In this scenario I'll be configuring Retrospective for a small environment for software development purposes which includes local jboss server, remote demo server machine and continuous integration server. Additionally I’ll be adding logs of the machines in our test bed which run regression tests and some more local logs for troubleshooting the old version of our software. I'm using a midrange business grade laptop sporting Intel Core i2520, 4GB of RAM and rather slow 5400rpm HDD all that running Windows 7 Professional. I've already downloaded Retrospective installation binaries and gathered information (IP addresses, access ports on which SSH connection is available and login credentials if necessary) on all remote systems that I’ll be needing.

I’m pressing play…


Installation process is very straight forward. Accept the license agreement, choose the target installation folder on your local file system, add start menu entry and desktop icon, choose whether you want a separate start menu folder or not. About seven clicks after triggering the installation I have Retrospective installed and I’m about 2 minutes 30 seconds into the first song. I’m off to a pretty good start.

Now it’s time to add some log files definitions.

Adding log files definitions

I’m going to use the configuration wizard available among the quick access buttons at the top or under menu item File -> Quick and Easy Configuration, to define local and remote log files. I’ll start from those stored locally. For that I’m clicking the [Add Files] button which opens log files selection window. I drag and drop jboss log files (both boot and server logs), as well as a bunch of log files for the application I mentioned before. This way I’m done with my local log files needs and the first song isn’t even over yet. Now let’s add those remote log files definitions, shall we?

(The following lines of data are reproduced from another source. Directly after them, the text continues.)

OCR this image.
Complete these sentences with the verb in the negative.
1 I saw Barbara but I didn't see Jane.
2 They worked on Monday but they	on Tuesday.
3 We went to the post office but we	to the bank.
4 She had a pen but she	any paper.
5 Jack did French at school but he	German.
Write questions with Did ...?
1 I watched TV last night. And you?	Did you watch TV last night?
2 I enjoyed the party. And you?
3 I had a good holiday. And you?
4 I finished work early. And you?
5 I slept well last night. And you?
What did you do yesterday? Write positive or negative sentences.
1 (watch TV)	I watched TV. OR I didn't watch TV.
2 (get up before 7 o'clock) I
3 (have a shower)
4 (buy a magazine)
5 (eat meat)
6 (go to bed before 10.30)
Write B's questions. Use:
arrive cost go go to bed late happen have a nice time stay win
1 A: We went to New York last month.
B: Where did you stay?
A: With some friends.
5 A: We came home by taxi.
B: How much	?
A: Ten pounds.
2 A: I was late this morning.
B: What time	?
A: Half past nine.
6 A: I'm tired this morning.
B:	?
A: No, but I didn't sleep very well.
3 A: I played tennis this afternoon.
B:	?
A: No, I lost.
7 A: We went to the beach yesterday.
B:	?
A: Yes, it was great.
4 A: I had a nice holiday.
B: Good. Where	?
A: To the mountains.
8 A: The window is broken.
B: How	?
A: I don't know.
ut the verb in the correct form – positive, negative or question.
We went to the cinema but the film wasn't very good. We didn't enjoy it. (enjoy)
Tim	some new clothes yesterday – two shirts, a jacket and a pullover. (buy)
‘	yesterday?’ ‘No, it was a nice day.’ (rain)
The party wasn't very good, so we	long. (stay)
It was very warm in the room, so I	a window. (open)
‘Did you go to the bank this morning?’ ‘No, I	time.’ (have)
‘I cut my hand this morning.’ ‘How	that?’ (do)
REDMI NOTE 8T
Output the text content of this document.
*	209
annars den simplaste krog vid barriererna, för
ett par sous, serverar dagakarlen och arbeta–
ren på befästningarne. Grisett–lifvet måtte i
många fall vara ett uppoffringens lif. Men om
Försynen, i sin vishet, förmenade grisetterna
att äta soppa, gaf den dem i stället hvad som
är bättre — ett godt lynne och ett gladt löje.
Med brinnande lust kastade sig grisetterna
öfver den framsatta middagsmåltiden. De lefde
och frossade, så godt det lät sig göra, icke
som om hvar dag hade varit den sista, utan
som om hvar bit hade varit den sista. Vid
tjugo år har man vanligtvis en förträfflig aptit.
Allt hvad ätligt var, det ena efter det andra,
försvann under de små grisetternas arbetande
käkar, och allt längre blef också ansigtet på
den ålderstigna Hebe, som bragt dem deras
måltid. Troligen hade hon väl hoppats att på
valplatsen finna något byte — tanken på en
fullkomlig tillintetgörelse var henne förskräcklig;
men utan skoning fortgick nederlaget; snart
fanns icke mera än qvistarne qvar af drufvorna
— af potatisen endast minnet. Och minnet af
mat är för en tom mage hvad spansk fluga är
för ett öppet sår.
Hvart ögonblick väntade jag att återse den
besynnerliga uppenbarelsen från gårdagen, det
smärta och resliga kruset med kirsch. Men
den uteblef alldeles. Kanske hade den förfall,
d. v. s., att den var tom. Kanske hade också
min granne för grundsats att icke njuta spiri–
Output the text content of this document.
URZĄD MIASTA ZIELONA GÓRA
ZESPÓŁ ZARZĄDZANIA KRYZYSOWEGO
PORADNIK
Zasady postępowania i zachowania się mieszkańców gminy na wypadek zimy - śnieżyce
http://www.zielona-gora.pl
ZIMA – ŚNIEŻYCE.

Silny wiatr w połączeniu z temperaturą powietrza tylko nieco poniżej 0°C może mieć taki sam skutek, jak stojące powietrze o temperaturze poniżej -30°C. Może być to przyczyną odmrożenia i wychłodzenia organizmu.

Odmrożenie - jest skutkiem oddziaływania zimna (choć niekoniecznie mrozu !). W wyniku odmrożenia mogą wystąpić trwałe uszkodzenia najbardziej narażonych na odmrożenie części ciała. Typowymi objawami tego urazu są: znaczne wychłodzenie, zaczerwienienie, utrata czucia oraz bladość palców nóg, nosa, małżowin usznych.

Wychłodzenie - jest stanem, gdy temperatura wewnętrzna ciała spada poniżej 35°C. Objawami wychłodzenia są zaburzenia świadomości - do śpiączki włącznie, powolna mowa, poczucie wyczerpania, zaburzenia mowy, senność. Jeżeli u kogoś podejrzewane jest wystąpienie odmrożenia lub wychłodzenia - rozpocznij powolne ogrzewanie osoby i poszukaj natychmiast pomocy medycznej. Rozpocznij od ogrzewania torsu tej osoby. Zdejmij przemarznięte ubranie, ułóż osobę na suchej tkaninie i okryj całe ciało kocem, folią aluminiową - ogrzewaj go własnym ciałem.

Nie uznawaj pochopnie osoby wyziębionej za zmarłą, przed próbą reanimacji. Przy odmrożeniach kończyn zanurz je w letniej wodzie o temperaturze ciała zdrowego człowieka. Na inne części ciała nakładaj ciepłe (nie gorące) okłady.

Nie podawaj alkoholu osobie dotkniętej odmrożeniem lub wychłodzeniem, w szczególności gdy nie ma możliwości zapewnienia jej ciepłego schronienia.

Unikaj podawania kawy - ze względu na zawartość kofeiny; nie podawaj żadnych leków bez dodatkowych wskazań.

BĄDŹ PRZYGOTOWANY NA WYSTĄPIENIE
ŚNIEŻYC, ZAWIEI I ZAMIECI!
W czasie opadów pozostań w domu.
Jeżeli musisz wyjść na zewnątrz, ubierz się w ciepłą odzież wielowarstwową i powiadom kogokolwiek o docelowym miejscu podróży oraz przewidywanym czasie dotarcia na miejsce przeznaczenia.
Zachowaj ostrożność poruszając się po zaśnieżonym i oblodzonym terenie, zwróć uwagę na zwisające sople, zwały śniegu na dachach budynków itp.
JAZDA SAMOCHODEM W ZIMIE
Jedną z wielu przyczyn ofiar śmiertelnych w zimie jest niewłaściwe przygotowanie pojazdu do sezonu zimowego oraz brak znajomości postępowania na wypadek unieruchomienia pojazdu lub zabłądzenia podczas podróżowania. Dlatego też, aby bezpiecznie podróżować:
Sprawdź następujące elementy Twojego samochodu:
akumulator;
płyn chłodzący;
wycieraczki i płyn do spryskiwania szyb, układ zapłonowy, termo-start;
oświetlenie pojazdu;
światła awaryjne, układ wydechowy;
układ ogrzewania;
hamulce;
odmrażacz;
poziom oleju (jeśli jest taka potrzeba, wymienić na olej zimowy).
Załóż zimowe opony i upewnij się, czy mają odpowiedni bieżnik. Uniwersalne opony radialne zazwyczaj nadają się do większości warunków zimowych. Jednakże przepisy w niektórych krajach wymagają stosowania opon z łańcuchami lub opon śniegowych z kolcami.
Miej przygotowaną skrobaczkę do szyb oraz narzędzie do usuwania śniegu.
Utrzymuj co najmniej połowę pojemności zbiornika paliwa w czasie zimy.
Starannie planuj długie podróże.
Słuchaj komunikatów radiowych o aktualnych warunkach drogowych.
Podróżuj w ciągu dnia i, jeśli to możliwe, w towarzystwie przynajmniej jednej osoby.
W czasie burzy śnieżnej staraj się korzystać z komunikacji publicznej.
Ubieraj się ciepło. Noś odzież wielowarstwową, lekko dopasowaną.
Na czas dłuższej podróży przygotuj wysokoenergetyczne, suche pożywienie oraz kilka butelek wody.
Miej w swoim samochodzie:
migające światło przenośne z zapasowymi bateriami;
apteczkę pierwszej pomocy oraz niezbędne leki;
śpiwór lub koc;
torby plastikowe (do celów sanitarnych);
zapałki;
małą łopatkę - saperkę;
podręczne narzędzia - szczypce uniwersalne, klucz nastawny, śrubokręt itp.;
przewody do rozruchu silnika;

I click the [Add remote files] and I’m greeted by the SSH connection definition window. I copy - paste IP address of our demo machine from my cheat sheet and type in the login and password combination for authentication. After establishing remote connection I browse the server contents in search for desired jboss log files. Found them just where expected. Continuous integration sever log files are next. Same procedure applies here: I define remote connection to the IP address along with login credentials I got from our system administrator and once connected I add a bunch of log files which will be helpful in investigating problems with daily builds and functional tests runs. One more and I’m done. I define yet another host connection and add various log files that I may need later today.


I close the wizard window and I’m ready to start using the Retrospective. The third track has still a whole minute left before it ends which means that if I had a stop watch it would be showing 14:02. I know that I don’t have the need to define an overwhelming number of log files, but even if I did it wouldn’t take that much longer to setup the Retrospective. I’d like to see another logging solution which could do that.